Unfortunately, many experienced health workers, who are employed within health systems, are still not up to date with what is relatively new science. The Endocannabinoid System (ECS), by far the most intriguing neurotransmitter system in our bodies, was discovered in the 1990s. This system is known to involve our sleep, metabolism, pain receptors, memory, immune system, mood, appetite, reproductive system and how we manage stress, yet is not taught in many of our higher schools of learning. We are essentially designed for cannabis as a medicine, yet it remains an unorthodox partner in many interdisciplinary collaborative care planning, due to practitioner ignorance. Ignorance is curable. It is the professional responsibility of every health practitioner to apply essential sciences to their practice; applying knowledge of the ECS to the human condition, is important learning.

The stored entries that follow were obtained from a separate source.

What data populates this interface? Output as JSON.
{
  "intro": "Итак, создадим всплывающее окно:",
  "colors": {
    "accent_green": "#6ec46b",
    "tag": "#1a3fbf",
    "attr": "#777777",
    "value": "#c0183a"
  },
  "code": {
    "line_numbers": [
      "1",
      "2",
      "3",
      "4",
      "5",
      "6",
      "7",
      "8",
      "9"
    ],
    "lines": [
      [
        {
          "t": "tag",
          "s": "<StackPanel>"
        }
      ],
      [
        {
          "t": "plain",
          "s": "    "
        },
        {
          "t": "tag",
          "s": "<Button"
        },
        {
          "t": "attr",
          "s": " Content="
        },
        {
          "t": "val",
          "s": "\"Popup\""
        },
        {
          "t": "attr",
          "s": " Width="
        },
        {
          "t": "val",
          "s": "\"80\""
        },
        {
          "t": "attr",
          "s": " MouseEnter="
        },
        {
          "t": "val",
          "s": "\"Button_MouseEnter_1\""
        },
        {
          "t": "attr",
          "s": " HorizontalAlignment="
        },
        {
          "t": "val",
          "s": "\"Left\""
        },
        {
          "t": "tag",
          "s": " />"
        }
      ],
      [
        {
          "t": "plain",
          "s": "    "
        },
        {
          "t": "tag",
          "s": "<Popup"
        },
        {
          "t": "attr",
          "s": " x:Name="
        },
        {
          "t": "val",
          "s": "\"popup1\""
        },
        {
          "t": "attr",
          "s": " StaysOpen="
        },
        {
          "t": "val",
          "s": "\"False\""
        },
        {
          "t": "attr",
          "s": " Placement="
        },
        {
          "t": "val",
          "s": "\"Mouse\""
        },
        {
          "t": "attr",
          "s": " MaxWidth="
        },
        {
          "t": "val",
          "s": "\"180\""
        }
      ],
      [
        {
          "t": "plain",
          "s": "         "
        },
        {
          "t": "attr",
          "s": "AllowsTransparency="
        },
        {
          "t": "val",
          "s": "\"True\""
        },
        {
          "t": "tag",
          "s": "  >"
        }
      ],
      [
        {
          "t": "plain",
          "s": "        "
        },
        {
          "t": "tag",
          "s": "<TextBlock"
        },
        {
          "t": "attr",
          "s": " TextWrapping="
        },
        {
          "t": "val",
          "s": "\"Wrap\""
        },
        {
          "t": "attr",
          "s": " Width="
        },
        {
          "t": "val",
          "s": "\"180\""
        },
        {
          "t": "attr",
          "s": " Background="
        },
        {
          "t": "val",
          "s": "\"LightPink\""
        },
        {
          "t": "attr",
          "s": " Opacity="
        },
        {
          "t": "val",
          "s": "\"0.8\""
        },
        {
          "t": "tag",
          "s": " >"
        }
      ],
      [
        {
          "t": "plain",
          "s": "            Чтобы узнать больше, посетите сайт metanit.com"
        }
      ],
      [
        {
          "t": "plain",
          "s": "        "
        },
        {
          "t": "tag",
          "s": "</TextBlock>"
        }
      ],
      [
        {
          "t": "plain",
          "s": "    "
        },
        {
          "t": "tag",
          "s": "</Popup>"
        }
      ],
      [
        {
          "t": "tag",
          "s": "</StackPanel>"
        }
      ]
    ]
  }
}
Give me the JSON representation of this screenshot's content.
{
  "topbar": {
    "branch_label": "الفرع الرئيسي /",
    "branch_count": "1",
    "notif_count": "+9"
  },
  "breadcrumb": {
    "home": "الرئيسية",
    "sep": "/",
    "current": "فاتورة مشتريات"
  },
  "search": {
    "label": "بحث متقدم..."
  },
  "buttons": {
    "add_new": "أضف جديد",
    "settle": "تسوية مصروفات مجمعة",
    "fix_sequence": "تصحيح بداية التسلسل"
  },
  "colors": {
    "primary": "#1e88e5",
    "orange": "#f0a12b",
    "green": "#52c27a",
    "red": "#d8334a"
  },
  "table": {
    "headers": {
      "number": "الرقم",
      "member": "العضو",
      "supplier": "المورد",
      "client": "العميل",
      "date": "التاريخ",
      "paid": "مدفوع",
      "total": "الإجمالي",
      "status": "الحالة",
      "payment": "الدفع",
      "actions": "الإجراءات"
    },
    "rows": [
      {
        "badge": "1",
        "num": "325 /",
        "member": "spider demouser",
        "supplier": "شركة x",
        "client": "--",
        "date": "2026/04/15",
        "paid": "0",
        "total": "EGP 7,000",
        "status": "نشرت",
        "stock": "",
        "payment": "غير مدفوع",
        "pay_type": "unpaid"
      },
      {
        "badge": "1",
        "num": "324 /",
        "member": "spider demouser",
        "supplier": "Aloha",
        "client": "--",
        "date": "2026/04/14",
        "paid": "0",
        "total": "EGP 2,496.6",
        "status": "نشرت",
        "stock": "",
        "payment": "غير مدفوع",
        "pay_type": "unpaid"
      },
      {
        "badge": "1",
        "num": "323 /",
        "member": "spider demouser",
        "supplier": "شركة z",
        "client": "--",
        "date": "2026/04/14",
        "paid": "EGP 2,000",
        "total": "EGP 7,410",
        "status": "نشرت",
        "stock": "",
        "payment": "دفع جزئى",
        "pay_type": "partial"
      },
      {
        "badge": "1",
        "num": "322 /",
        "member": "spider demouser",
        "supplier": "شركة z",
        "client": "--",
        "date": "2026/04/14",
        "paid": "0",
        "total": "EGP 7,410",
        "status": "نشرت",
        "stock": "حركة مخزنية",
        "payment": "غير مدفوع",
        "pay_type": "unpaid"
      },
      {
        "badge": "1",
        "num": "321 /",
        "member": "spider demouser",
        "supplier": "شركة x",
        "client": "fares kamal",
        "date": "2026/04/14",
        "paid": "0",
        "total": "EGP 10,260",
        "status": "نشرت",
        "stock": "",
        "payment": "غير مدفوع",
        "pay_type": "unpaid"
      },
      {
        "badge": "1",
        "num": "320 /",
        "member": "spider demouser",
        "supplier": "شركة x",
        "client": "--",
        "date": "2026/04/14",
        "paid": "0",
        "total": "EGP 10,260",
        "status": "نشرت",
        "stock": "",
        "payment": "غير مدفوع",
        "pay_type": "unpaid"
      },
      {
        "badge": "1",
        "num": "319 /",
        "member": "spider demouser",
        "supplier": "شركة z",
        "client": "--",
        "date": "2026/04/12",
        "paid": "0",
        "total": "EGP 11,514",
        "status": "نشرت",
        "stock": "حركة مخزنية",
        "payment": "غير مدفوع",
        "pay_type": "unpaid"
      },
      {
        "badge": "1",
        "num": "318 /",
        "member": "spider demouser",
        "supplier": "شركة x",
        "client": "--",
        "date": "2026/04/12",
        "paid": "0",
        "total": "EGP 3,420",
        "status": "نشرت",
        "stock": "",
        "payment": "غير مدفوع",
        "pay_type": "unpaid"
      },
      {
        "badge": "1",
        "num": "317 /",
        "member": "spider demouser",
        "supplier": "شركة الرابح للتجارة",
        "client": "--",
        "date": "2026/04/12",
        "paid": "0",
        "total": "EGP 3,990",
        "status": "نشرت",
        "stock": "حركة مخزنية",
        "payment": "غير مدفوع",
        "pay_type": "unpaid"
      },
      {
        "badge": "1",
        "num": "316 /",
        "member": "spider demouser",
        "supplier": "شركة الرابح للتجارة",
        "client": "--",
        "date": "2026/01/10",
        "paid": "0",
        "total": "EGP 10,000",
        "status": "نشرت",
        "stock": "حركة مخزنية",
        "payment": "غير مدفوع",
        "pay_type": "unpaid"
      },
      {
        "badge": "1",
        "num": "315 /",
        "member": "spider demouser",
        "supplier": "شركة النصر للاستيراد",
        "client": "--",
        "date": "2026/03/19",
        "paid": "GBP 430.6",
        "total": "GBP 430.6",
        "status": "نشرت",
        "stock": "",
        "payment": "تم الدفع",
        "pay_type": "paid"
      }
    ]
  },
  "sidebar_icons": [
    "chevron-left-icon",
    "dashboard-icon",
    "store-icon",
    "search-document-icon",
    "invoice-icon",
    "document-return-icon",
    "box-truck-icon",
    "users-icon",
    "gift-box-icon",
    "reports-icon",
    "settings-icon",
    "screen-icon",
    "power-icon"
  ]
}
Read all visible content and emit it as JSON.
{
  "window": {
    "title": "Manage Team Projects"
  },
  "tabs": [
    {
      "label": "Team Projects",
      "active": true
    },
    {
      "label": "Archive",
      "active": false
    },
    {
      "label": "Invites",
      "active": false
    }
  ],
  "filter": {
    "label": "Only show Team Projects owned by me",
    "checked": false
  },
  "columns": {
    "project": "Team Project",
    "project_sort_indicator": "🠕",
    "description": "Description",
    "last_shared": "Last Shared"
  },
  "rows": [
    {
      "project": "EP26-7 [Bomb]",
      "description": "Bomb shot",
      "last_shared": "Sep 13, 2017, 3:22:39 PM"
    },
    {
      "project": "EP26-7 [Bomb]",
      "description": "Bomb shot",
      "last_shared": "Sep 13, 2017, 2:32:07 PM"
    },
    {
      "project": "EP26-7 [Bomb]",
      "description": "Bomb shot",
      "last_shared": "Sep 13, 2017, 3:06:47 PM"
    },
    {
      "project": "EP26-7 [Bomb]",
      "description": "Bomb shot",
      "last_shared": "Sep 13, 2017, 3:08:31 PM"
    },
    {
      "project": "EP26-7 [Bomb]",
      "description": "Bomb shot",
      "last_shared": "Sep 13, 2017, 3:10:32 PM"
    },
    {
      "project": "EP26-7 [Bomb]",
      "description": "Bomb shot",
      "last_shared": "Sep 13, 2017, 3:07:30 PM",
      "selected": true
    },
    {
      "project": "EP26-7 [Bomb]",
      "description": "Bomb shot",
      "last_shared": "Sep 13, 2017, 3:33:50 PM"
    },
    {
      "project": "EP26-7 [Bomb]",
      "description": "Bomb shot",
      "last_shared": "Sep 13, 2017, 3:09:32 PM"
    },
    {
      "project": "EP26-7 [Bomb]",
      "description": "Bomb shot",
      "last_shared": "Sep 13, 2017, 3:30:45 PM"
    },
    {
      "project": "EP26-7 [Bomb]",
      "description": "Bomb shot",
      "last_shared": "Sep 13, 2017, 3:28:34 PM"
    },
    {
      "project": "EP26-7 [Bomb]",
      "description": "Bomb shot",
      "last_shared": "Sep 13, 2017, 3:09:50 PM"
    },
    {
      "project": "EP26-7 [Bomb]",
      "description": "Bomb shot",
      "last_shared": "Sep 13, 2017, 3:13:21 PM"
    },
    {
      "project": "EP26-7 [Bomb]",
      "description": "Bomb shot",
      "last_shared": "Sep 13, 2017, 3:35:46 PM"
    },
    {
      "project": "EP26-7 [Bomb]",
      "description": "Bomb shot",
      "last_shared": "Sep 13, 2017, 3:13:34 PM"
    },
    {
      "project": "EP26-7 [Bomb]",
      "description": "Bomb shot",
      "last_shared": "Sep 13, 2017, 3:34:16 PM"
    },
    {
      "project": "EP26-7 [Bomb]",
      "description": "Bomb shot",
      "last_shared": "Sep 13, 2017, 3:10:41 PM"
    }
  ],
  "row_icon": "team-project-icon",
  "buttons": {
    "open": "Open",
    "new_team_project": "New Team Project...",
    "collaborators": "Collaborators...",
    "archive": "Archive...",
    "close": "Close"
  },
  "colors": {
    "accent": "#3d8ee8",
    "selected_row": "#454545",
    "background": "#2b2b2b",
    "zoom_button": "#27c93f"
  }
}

Declaring cannabis will save the health care system is not hyperbole. Health care workers and our political leaders must change their mindset and apply all the available research when improving systems. As one practitioner said, cannabis research is available, you simply need to read it. We must stop ignoring this plant. To create the change: schools must start teaching the ECS, insurance companies must start considering the money saved by decreasing polypharmacy, government must stop listening to its own propaganda, and health professionals need to get on board this not-so-crazy train of cannabis being a partner. It is not radical to encourage all health systems to apply cannabis to population health planning. It is our professional responsibility to become cannabis advocates. I am very comfortable saying, those health systems ignoring cannabis, those health professionals who are against medical cannabis, and those government leaders who ignore long-term population health planning, are failing our communities.